Basically, the publication used to deliver the government’s messaging was banned. Premier Brian Pallister goes on long-winded rants about people not heeding the warnings and then prevents them from buying the item that relays the information. They later walked that back because they clearly forgot about certain products.
As I previously wrote, it makes no sense that someone in Manitoba can go to a store and buy vodka or marijuana but not a newspaper.
After I penned that column, I heard from local entrepreneurs. They questioned another part of the shutdown.
While mail is considered an essential service, you can’t go to the store and buy an envelope… that you would mail. For as much as the government is promoting online shopping and encouraging local entrepreneurship, they’re actually making it difficult for those people to operate.

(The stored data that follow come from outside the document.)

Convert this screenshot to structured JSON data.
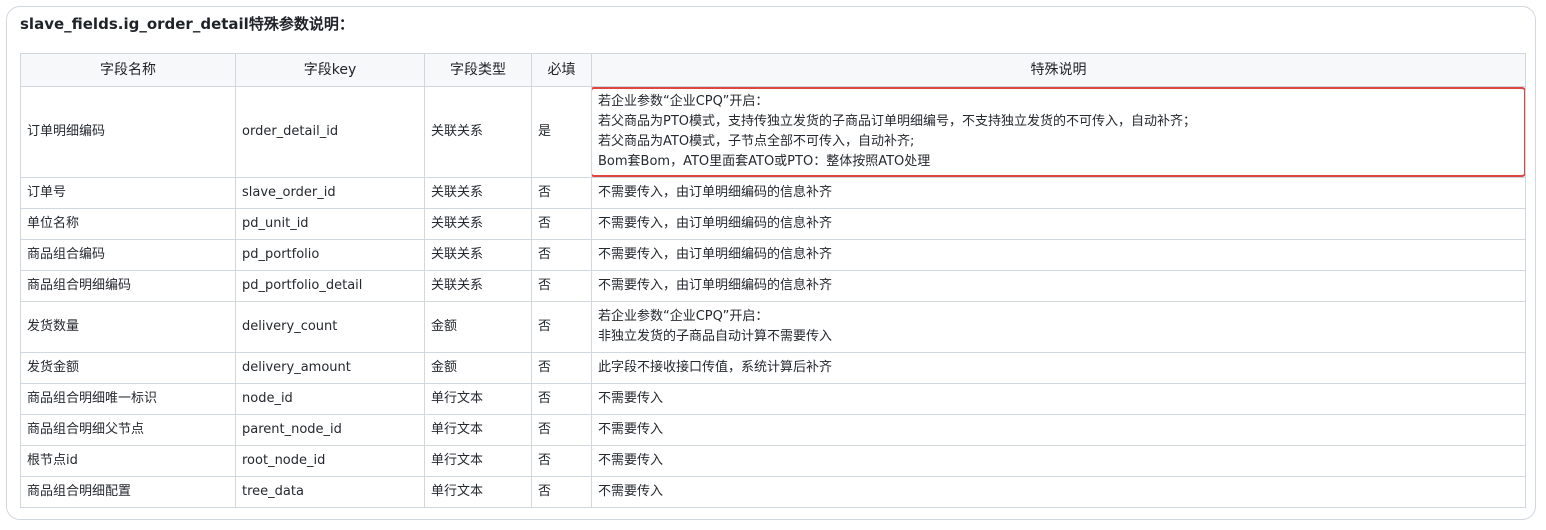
{
  "title": "slave_fields.ig_order_detail特殊参数说明：",
  "table": {
    "headers": [
      "字段名称",
      "字段key",
      "字段类型",
      "必填",
      "特殊说明"
    ],
    "rows": [
      {
        "name": "订单明细编码",
        "key": "order_detail_id",
        "type": "关联关系",
        "required": "是",
        "note": [
          "若企业参数“企业CPQ”开启：",
          "若父商品为PTO模式，支持传独立发货的子商品订单明细编号，不支持独立发货的不可传入，自动补齐；",
          "若父商品为ATO模式，子节点全部不可传入，自动补齐;",
          "Bom套Bom，ATO里面套ATO或PTO：整体按照ATO处理"
        ],
        "highlighted": true
      },
      {
        "name": "订单号",
        "key": "slave_order_id",
        "type": "关联关系",
        "required": "否",
        "note": [
          "不需要传入，由订单明细编码的信息补齐"
        ]
      },
      {
        "name": "单位名称",
        "key": "pd_unit_id",
        "type": "关联关系",
        "required": "否",
        "note": [
          "不需要传入，由订单明细编码的信息补齐"
        ]
      },
      {
        "name": "商品组合编码",
        "key": "pd_portfolio",
        "type": "关联关系",
        "required": "否",
        "note": [
          "不需要传入，由订单明细编码的信息补齐"
        ]
      },
      {
        "name": "商品组合明细编码",
        "key": "pd_portfolio_detail",
        "type": "关联关系",
        "required": "否",
        "note": [
          "不需要传入，由订单明细编码的信息补齐"
        ]
      },
      {
        "name": "发货数量",
        "key": "delivery_count",
        "type": "金额",
        "required": "否",
        "note": [
          "若企业参数“企业CPQ”开启：",
          "非独立发货的子商品自动计算不需要传入"
        ]
      },
      {
        "name": "发货金额",
        "key": "delivery_amount",
        "type": "金额",
        "required": "否",
        "note": [
          "此字段不接收接口传值，系统计算后补齐"
        ]
      },
      {
        "name": "商品组合明细唯一标识",
        "key": "node_id",
        "type": "单行文本",
        "required": "否",
        "note": [
          "不需要传入"
        ]
      },
      {
        "name": "商品组合明细父节点",
        "key": "parent_node_id",
        "type": "单行文本",
        "required": "否",
        "note": [
          "不需要传入"
        ]
      },
      {
        "name": "根节点id",
        "key": "root_node_id",
        "type": "单行文本",
        "required": "否",
        "note": [
          "不需要传入"
        ]
      },
      {
        "name": "商品组合明细配置",
        "key": "tree_data",
        "type": "单行文本",
        "required": "否",
        "note": [
          "不需要传入"
        ]
      }
    ]
  },
  "colors": {
    "highlight_border": "#e0443e",
    "header_bg": "#f6f8fa",
    "grid": "#d0d7de"
  }
}
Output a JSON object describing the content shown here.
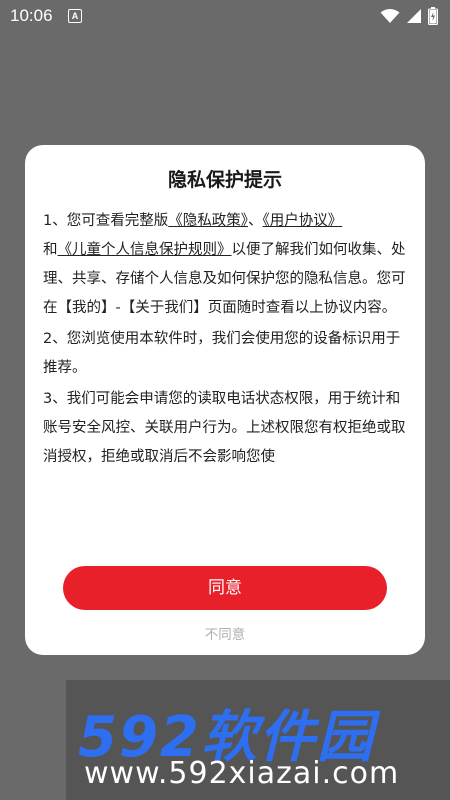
{
  "status_bar": {
    "time": "10:06",
    "notification_icon": "A"
  },
  "dialog": {
    "title": "隐私保护提示",
    "p1": {
      "prefix": "1、您可查看完整版",
      "link1": "《隐私政策》",
      "sep": "、",
      "link2": "《用户协议》",
      "and": "和",
      "link3": "《儿童个人信息保护规则》",
      "suffix": "以便了解我们如何收集、处理、共享、存储个人信息及如何保护您的隐私信息。您可在【我的】-【关于我们】页面随时查看以上协议内容。"
    },
    "p2": "2、您浏览使用本软件时，我们会使用您的设备标识用于推荐。",
    "p3": "3、我们可能会申请您的读取电话状态权限，用于统计和账号安全风控、关联用户行为。上述权限您有权拒绝或取消授权，拒绝或取消后不会影响您使",
    "agree_label": "同意",
    "disagree_label": "不同意"
  },
  "watermark": {
    "logo_text": "592软件园",
    "url": "www.592xiazai.com"
  }
}
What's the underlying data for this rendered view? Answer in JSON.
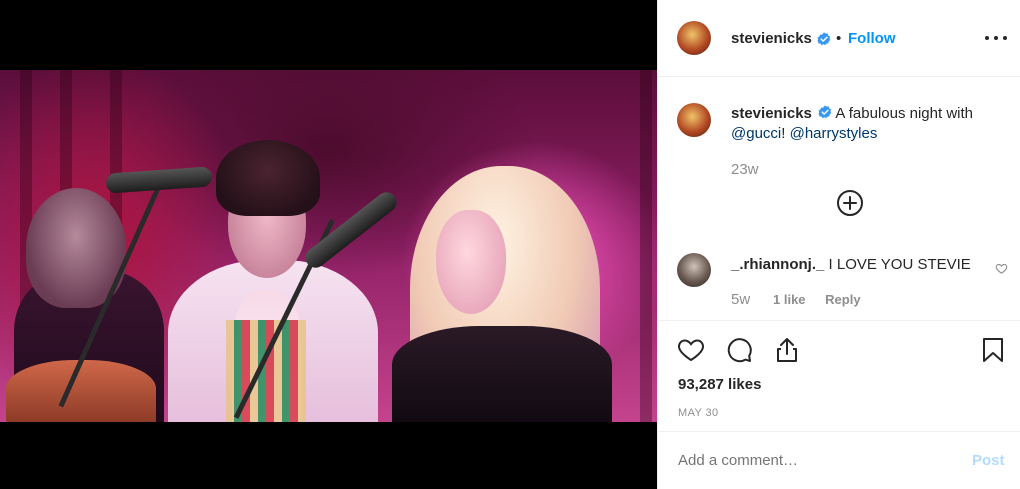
{
  "post": {
    "username": "stevienicks",
    "verified": true,
    "follow_label": "Follow",
    "separator": "•",
    "more_icon": "more-horizontal-icon"
  },
  "caption": {
    "username": "stevienicks",
    "text_before": " A fabulous night with",
    "mention_1": "@gucci",
    "text_mid": "! ",
    "mention_2": "@harrystyles",
    "age": "23w",
    "load_more_icon": "plus-circle-icon"
  },
  "comments": [
    {
      "username": "_.rhiannonj._",
      "text": "I LOVE YOU STEVIE",
      "age": "5w",
      "likes": "1 like",
      "reply_label": "Reply",
      "like_icon": "heart-outline-icon"
    }
  ],
  "actions": {
    "icons": [
      "heart-icon",
      "comment-icon",
      "share-icon",
      "bookmark-icon"
    ],
    "likes_count": "93,287 likes",
    "date": "MAY 30"
  },
  "composer": {
    "placeholder": "Add a comment…",
    "post_label": "Post"
  },
  "colors": {
    "accent": "#0095f6",
    "mention": "#00376b",
    "muted": "#8e8e8e",
    "post_disabled": "#b3dbff"
  }
}
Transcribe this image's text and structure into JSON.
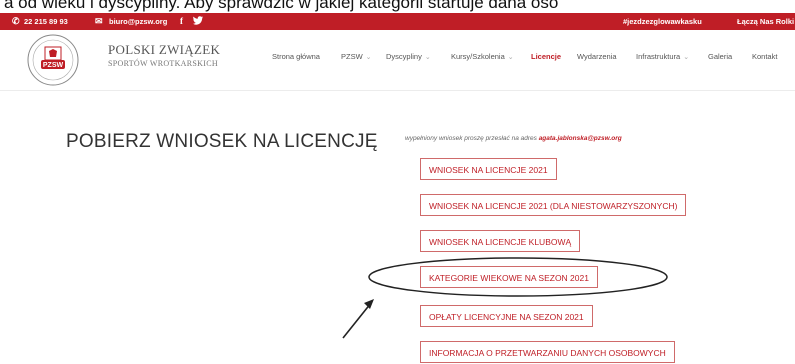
{
  "caption": "a od wieku i dyscypliny. Aby sprawdzić w jakiej kategorii startuje dana oso",
  "topbar": {
    "phone": "22 215 89 93",
    "email": "biuro@pzsw.org",
    "hashtag": "#jezdzezglowawkasku",
    "link": "Łączą Nas Rolki",
    "icons": [
      "phone-icon",
      "mail-icon",
      "facebook-icon",
      "twitter-icon"
    ]
  },
  "header": {
    "brand_line1": "POLSKI ZWIĄZEK",
    "brand_line2": "SPORTÓW WROTKARSKICH",
    "logo_text": "PZSW",
    "accent": "#bf1e26"
  },
  "nav": [
    {
      "label": "Strona główna",
      "dropdown": false
    },
    {
      "label": "PZSW",
      "dropdown": true
    },
    {
      "label": "Dyscypliny",
      "dropdown": true
    },
    {
      "label": "Kursy/Szkolenia",
      "dropdown": true
    },
    {
      "label": "Licencje",
      "dropdown": false,
      "active": true
    },
    {
      "label": "Wydarzenia",
      "dropdown": false
    },
    {
      "label": "Infrastruktura",
      "dropdown": true
    },
    {
      "label": "Galeria",
      "dropdown": false
    },
    {
      "label": "Kontakt",
      "dropdown": false
    }
  ],
  "main": {
    "title": "POBIERZ WNIOSEK NA LICENCJĘ",
    "note_prefix": "wypełniony wniosek proszę przesłać na adres",
    "note_email": "agata.jablonska@pzsw.org",
    "buttons": [
      "WNIOSEK NA LICENCJE 2021",
      "WNIOSEK NA LICENCJE 2021 (DLA NIESTOWARZYSZONYCH)",
      "WNIOSEK NA LICENCJE KLUBOWĄ",
      "KATEGORIE WIEKOWE NA SEZON 2021",
      "OPŁATY LICENCYJNE NA SEZON 2021",
      "INFORMACJA O PRZETWARZANIU DANYCH OSOBOWYCH"
    ]
  }
}
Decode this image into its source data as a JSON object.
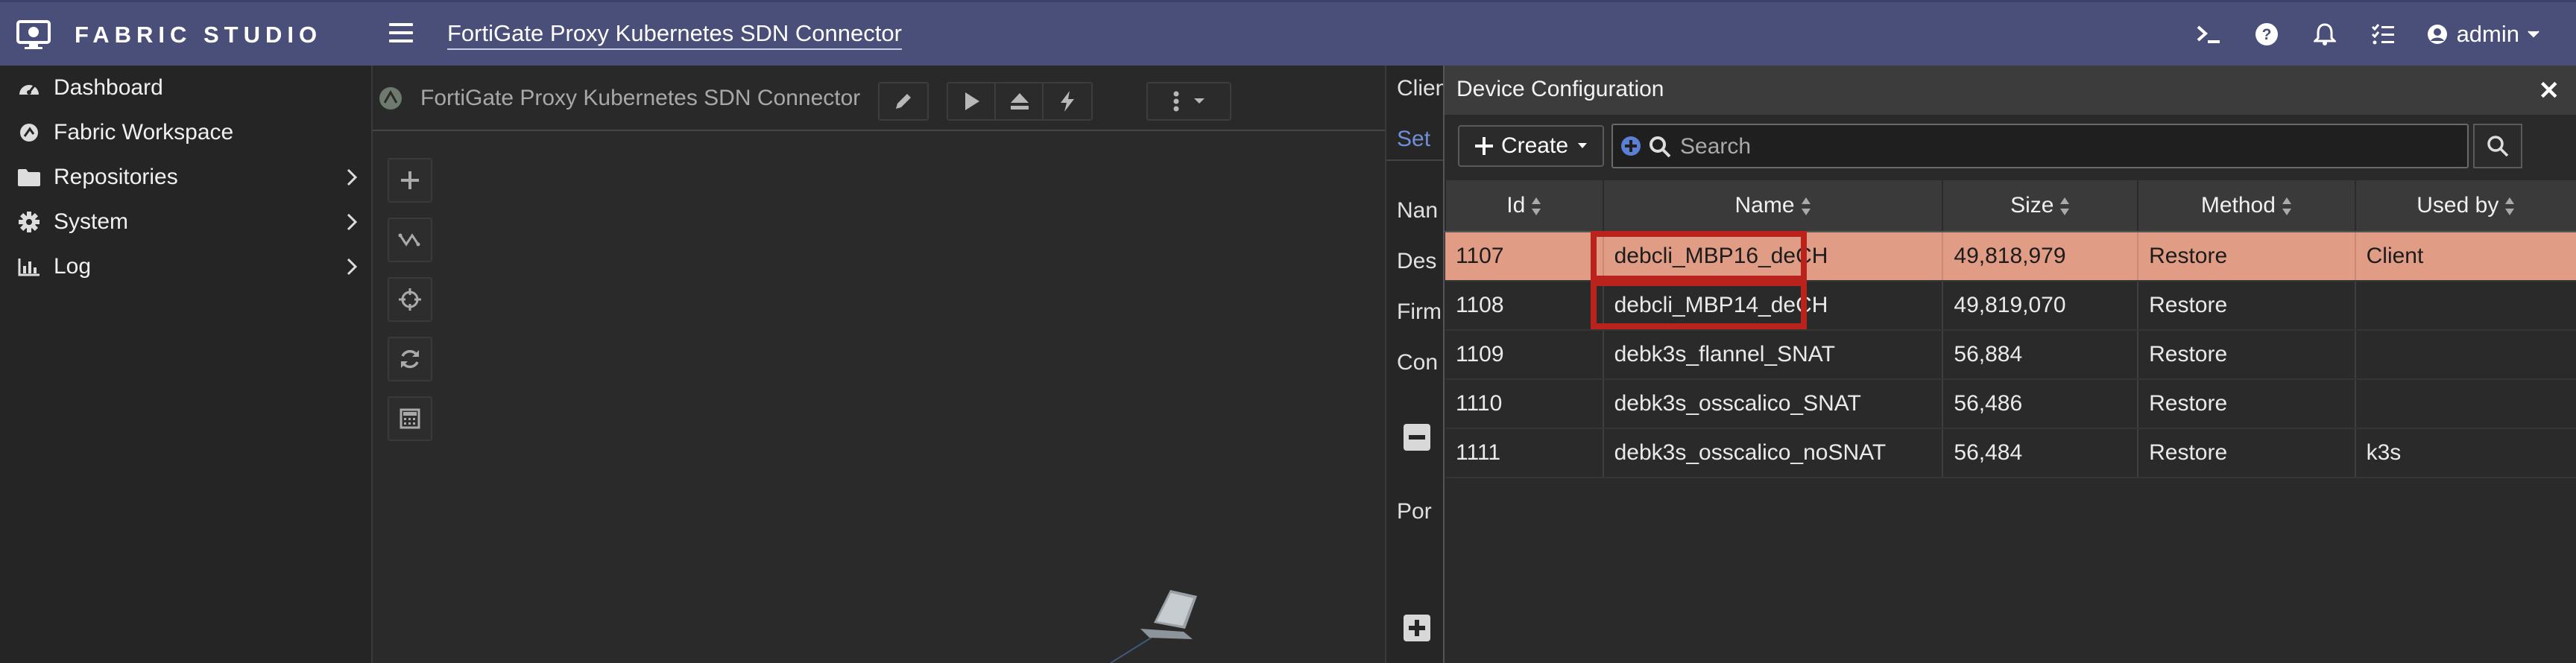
{
  "app": {
    "brand": "FABRIC STUDIO",
    "breadcrumb_title": "FortiGate Proxy Kubernetes SDN Connector",
    "user_label": "admin",
    "accent_color": "#4a4f7a"
  },
  "sidebar": {
    "items": [
      {
        "label": "Dashboard",
        "icon": "dashboard-icon"
      },
      {
        "label": "Fabric Workspace",
        "icon": "workspace-icon"
      },
      {
        "label": "Repositories",
        "icon": "folder-icon"
      },
      {
        "label": "System",
        "icon": "gear-icon"
      },
      {
        "label": "Log",
        "icon": "chart-icon"
      }
    ]
  },
  "workspace": {
    "title": "FortiGate Proxy Kubernetes SDN Connector"
  },
  "client_panel": {
    "title_fragment": "Clien",
    "tab_fragment": "Set",
    "rows": [
      "Nan",
      "Des",
      "Firm",
      "Con",
      "Por"
    ]
  },
  "dialog": {
    "title": "Device Configuration",
    "create_label": "Create",
    "search_placeholder": "Search",
    "columns": [
      "Id",
      "Name",
      "Size",
      "Method",
      "Used by"
    ],
    "rows": [
      {
        "id": "1107",
        "name": "debcli_MBP16_deCH",
        "size": "49,818,979",
        "method": "Restore",
        "used_by": "Client"
      },
      {
        "id": "1108",
        "name": "debcli_MBP14_deCH",
        "size": "49,819,070",
        "method": "Restore",
        "used_by": ""
      },
      {
        "id": "1109",
        "name": "debk3s_flannel_SNAT",
        "size": "56,884",
        "method": "Restore",
        "used_by": ""
      },
      {
        "id": "1110",
        "name": "debk3s_osscalico_SNAT",
        "size": "56,486",
        "method": "Restore",
        "used_by": ""
      },
      {
        "id": "1111",
        "name": "debk3s_osscalico_noSNAT",
        "size": "56,484",
        "method": "Restore",
        "used_by": "k3s"
      }
    ],
    "selected_row_color": "#e09c84",
    "highlight_color": "#b9231b"
  }
}
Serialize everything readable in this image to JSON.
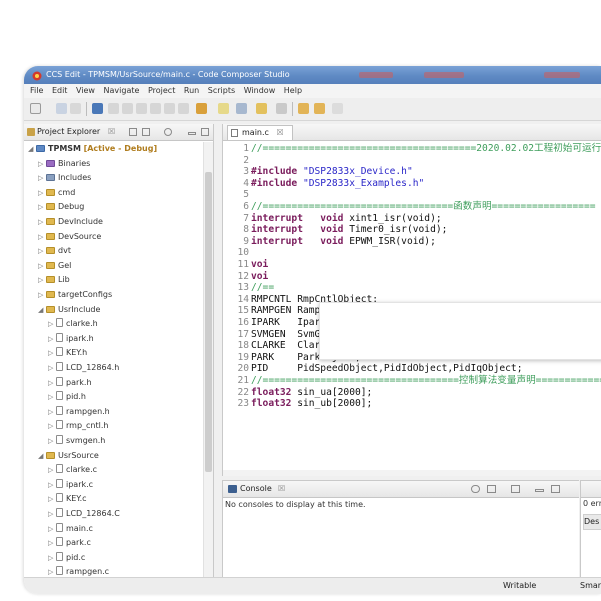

You can go to the post office (that is located inside a store that sells envelopes) and purchase an overpriced envelope there, but not from the store itself. Forget buying a box of basic mailing envelopes at a reasonable price two aisles over, but Canada Post can benefit from the shutdown. (Is the crown corp in cahoots with the provincial government?)
Curb-side pickup and online ordering are available, yes, but again, that older generation that isn’t up to date with shopping trends and technology is likely at a disadvantage.
Furthermore, if it’s looking like Christmas gatherings will be cancelled this year, you’d expect more people to send mail, be it cards or gifts, to loved ones they can’t visit. The government wants us to stay away from each other but forbids us from buying the tools we need to send holiday greetings.
Forget sending grandma that homemade Christmas card from the kids. It’s illegal to buy an envelope. Hell, it’s illegal to buy the crayons and construction paper to make the card.